ABSTRACT

Oral dosage form is the physical form of a dose of a chemical compound used as a drug or medication intended for administration or consumption by the oral route. The poor dissolution rate of water insoluble drugs is still a substantial problem confronting the pharmaceutical industry. There are several methods used to increase the solubility of drugs, of those liquid-solid compact (LSC) technique is a new and promising addition towards such a novel aim, that the solubility of the insoluble drug moiety is increased by aid of non-volatile solvents and hence increasing the dissolution and bioavailability. LSC’s when compared to all other standard methods used to improve the solubility, have more ability to enhance solubility.

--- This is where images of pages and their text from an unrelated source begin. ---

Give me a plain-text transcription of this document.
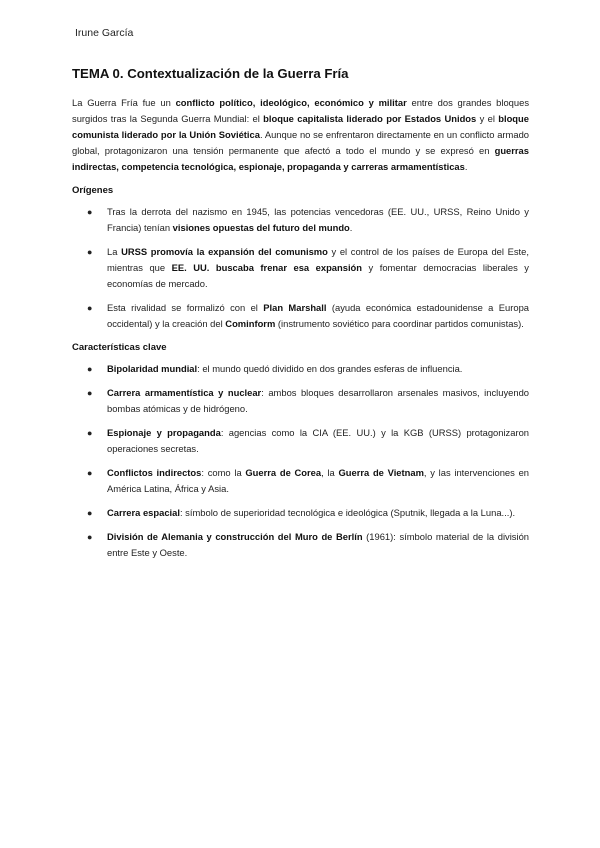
Irune García
TEMA 0. Contextualización de la Guerra Fría

La Guerra Fría fue un conflicto político, ideológico, económico y militar entre dos grandes bloques surgidos tras la Segunda Guerra Mundial: el bloque capitalista liderado por Estados Unidos y el bloque comunista liderado por la Unión Soviética. Aunque no se enfrentaron directamente en un conflicto armado global, protagonizaron una tensión permanente que afectó a todo el mundo y se expresó en guerras indirectas, competencia tecnológica, espionaje, propaganda y carreras armamentísticas.

Orígenes
● Tras la derrota del nazismo en 1945, las potencias vencedoras (EE. UU., URSS, Reino Unido y Francia) tenían visiones opuestas del futuro del mundo.
● La URSS promovía la expansión del comunismo y el control de los países de Europa del Este, mientras que EE. UU. buscaba frenar esa expansión y fomentar democracias liberales y economías de mercado.
● Esta rivalidad se formalizó con el Plan Marshall (ayuda económica estadounidense a Europa occidental) y la creación del Cominform (instrumento soviético para coordinar partidos comunistas).
Características clave
● Bipolaridad mundial: el mundo quedó dividido en dos grandes esferas de influencia.
● Carrera armamentística y nuclear: ambos bloques desarrollaron arsenales masivos, incluyendo bombas atómicas y de hidrógeno.
● Espionaje y propaganda: agencias como la CIA (EE. UU.) y la KGB (URSS) protagonizaron operaciones secretas.
● Conflictos indirectos: como la Guerra de Corea, la Guerra de Vietnam, y las intervenciones en América Latina, África y Asia.
● Carrera espacial: símbolo de superioridad tecnológica e ideológica (Sputnik, llegada a la Luna...).
● División de Alemania y construcción del Muro de Berlín (1961): símbolo material de la división entre Este y Oeste.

Liquisolid compacts were prepared by employing non-volatile solvents like- Polyethylene Glycol and Propylene Glycol, whereas microcrystalline cellulose (MCC) and Aerosil were used as carrier and coating materials, respectively. Disintegrants were used from 2% to 4% to ensure the immediate release of the drug and in turn achieve maximum peak plasma concentration. Magnesium Stearate acted as both glidant and lubricant added prior to compression of tablets. In-vitro drug release results showed that Liqui-solid compacts demonstrated significantly higher drug release rates in less time than those of conventionally made. This was due to an increase in wetting properties and surface of drug available for dissolution.